Independent practice worksheets

Set the matching ChalkBee coordinates and algebra worksheets for independent work. The answer keys are computed in code, so they are never wrong. Start with quadrant identification and axis distances, then move to the table-and-graph relating task.

Reach every student

Differentiation

Support
  • Use a large floor or wall grid extended into all four quadrants so plotting negative coordinates is a physical routine before an abstract one.
  • Highlight the shared coordinate (matching x or matching y) in colour before computing an axis distance.
  • Provide a partially completed table (x column filled, y column blank) so students only compute one value at a time before graphing.
  • Keep early reflection practice to points already on a grid, checking the image against a physically folded mirror line.
Extension
  • Find distances between points using the full distance formula once both axis-distance skills are secure (a preview of later grades).
  • Reflect a whole shape (not just one point) over both axes and compare the two resulting images.
  • Write an original real-world scenario with a dependent and independent variable, build its table, and graph the relationship.
  • Investigate what happens to a graph's steepness when the equation's multiplier changes, such as comparing y = 3x to y = 8x.
Check it stuck

Assessment: exit ticket

A three-question exit ticket for the last five minutes, sampling quadrants, axis distance, and relating two variables.

  1. 1. Which quadrant is the point (4, -9) in?

    Answer: Quadrant IV, since x is positive and y is negative.

  2. 2. Find the distance between (-5, 2) and (3, 2).

    Answer: 8 units. They share y = 2, so the distance is 3 - (-5) = 8.

  3. 3. For y = 2x + 1, find y when x = 4.

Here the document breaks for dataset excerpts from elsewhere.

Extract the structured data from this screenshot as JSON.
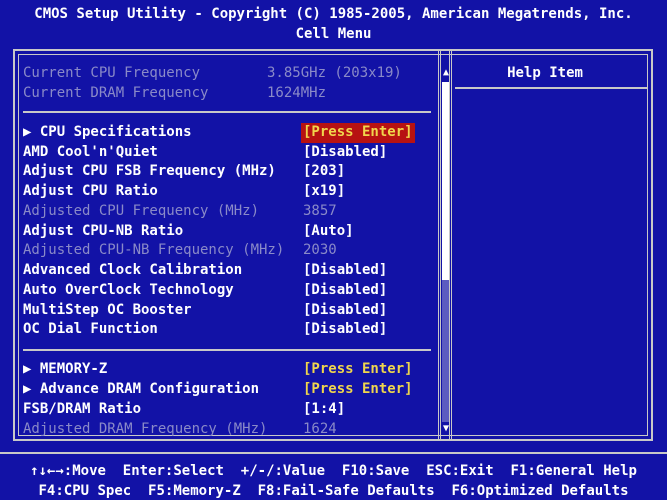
{
  "header": {
    "title": "CMOS Setup Utility - Copyright (C) 1985-2005, American Megatrends, Inc.",
    "menu": "Cell Menu"
  },
  "help": {
    "title": "Help Item"
  },
  "info": [
    {
      "label": "Current CPU Frequency",
      "value": "3.85GHz (203x19)"
    },
    {
      "label": "Current DRAM Frequency",
      "value": "1624MHz"
    }
  ],
  "settings": [
    {
      "label": "▶ CPU Specifications",
      "value": "[Press Enter]",
      "selected": true
    },
    {
      "label": "AMD Cool'n'Quiet",
      "value": "[Disabled]"
    },
    {
      "label": "Adjust CPU FSB Frequency (MHz)",
      "value": "[203]"
    },
    {
      "label": "Adjust CPU Ratio",
      "value": "[x19]"
    },
    {
      "label": "Adjusted CPU Frequency (MHz)",
      "value": "3857",
      "disabled": true
    },
    {
      "label": "Adjust CPU-NB Ratio",
      "value": "[Auto]"
    },
    {
      "label": "Adjusted CPU-NB Frequency (MHz)",
      "value": "2030",
      "disabled": true
    },
    {
      "label": "Advanced Clock Calibration",
      "value": "[Disabled]"
    },
    {
      "label": "Auto OverClock Technology",
      "value": "[Disabled]"
    },
    {
      "label": "MultiStep OC Booster",
      "value": "[Disabled]"
    },
    {
      "label": "OC Dial Function",
      "value": "[Disabled]"
    }
  ],
  "memory": [
    {
      "label": "▶ MEMORY-Z",
      "value": "[Press Enter]"
    },
    {
      "label": "▶ Advance DRAM Configuration",
      "value": "[Press Enter]"
    },
    {
      "label": "FSB/DRAM Ratio",
      "value": "[1:4]"
    },
    {
      "label": "Adjusted DRAM Frequency (MHz)",
      "value": "1624",
      "disabled": true
    }
  ],
  "footer": {
    "line1": "↑↓←→:Move  Enter:Select  +/-/:Value  F10:Save  ESC:Exit  F1:General Help",
    "line2": "F4:CPU Spec  F5:Memory-Z  F8:Fail-Safe Defaults  F6:Optimized Defaults"
  },
  "scroll": {
    "up_icon": "▲",
    "down_icon": "▼"
  },
  "colors": {
    "background": "#1212a6",
    "highlight": "#b71212",
    "accent": "#f0d64c",
    "dim": "#8a8ac8"
  }
}
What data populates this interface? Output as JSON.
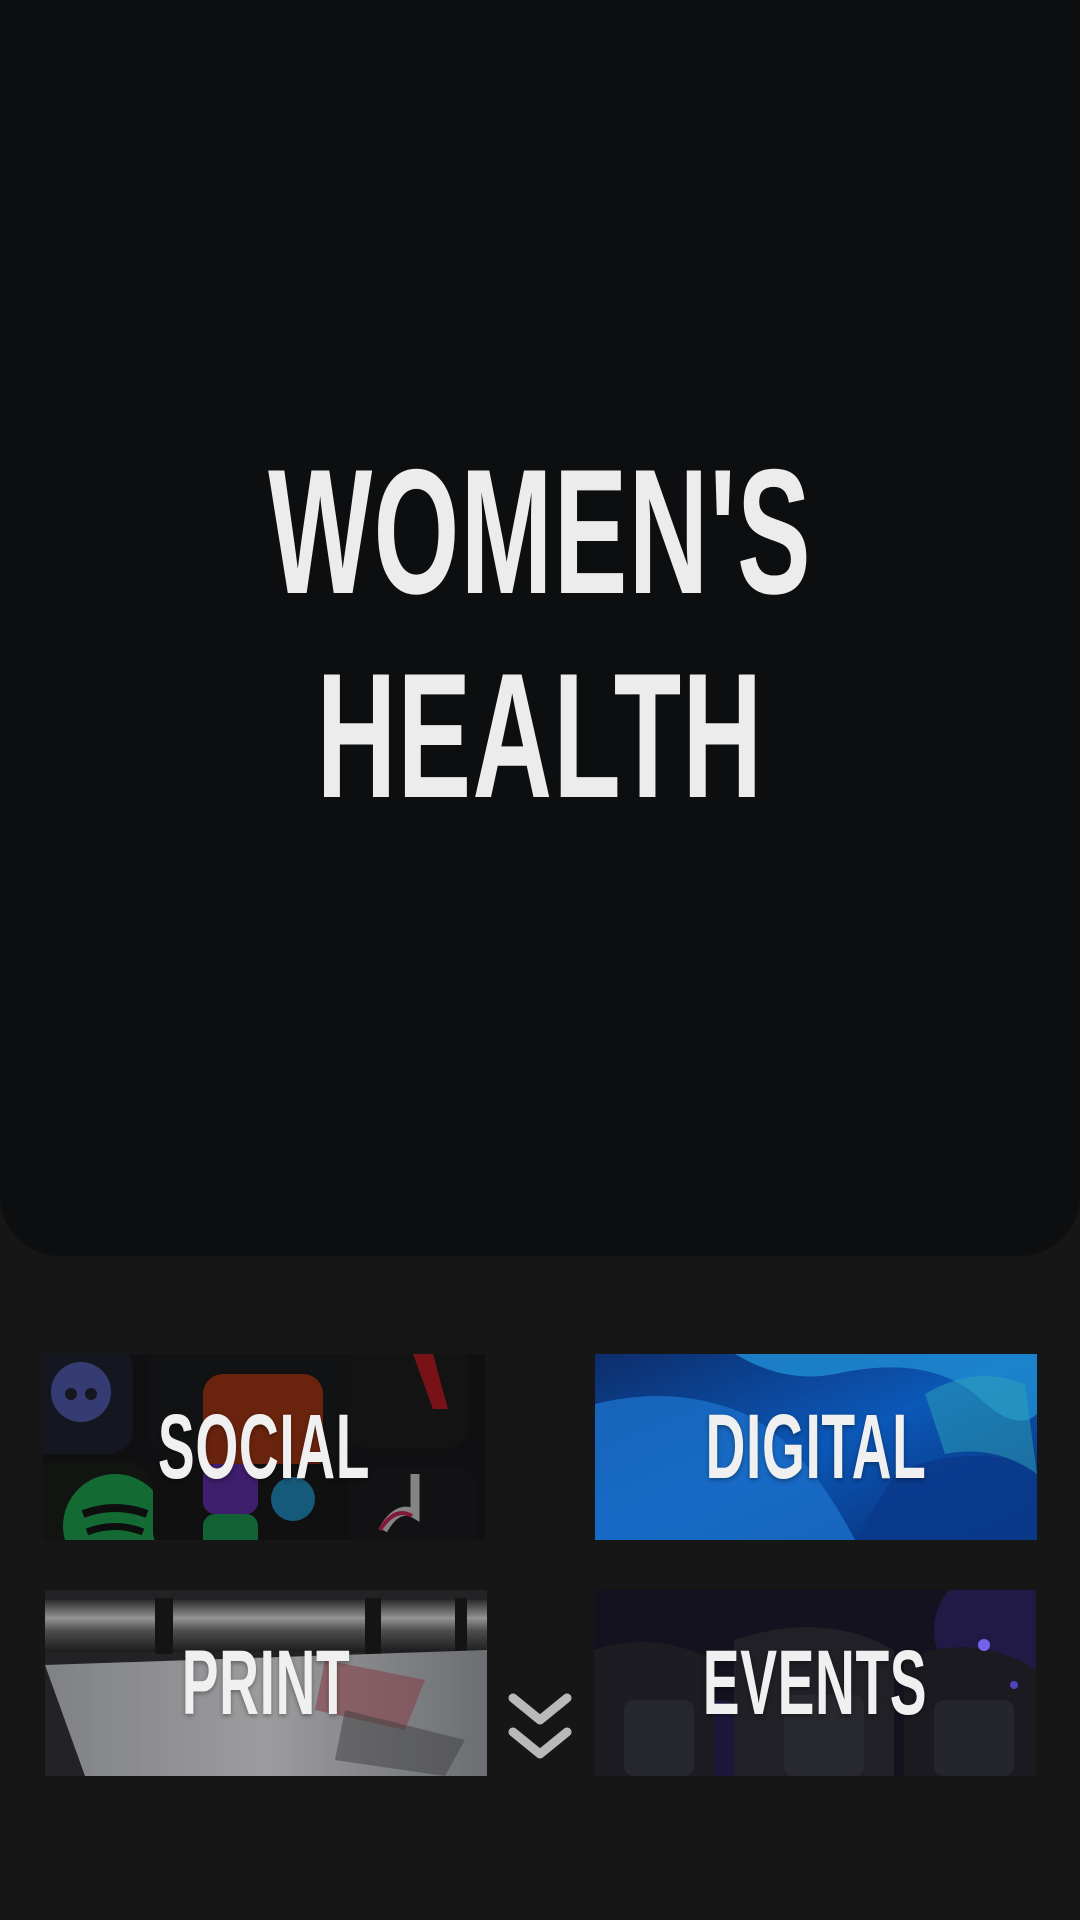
{
  "hero": {
    "title_line1": "WOMEN'S",
    "title_line2": "HEALTH"
  },
  "tiles": [
    {
      "label": "SOCIAL"
    },
    {
      "label": "DIGITAL"
    },
    {
      "label": "PRINT"
    },
    {
      "label": "EVENTS"
    }
  ],
  "scroll_indicator": {
    "icon": "double-chevron-down-icon"
  },
  "colors": {
    "page_background": "#161616",
    "hero_background": "#0d0e10",
    "title_text": "#ececec",
    "digital_blue": "#0b58b8"
  }
}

    Answer: 9, since 2 x 4 + 1 = 8 + 1 = 9.

For the teacher

Teacher notes and timings

  • Rough timing across four lessons: Lesson 1 all four quadrants (section 1), Lesson 2 axis distances and reflections (section 2), Lesson 3 relating two variables with tables and graphs (section 3), Lesson 4 mixed practice and the exit ticket.
  • Language to keep saying: check the sign of each coordinate for the quadrant, find the shared coordinate before measuring distance, which quantity is chosen and which one results. These target the four misconceptions directly.
  • This unit deliberately pairs 6.NS.C.8 (coordinate geometry) with 6.EE.C.9 (relating variables) because both rely on the same skill, plotting and reading ordered pairs, and because a table of values IS a set of ordered pairs waiting to be graphed.
  • Curriculum note: ACARA v9's coordinate-system descriptor sits at Year 6 (AC9M6SP02), matching the coordinate-plane half of this unit closely. The table-and-graph relating-variables descriptor sits at Year 7 in Australia (AC9M7A05), so that half of this unit runs about a year ahead of the ACARA placement.
  • Present mode and print both work: use Present to build the four-quadrant grid and the y = 8x table live with the class, then print for independent plotting and graphing practice.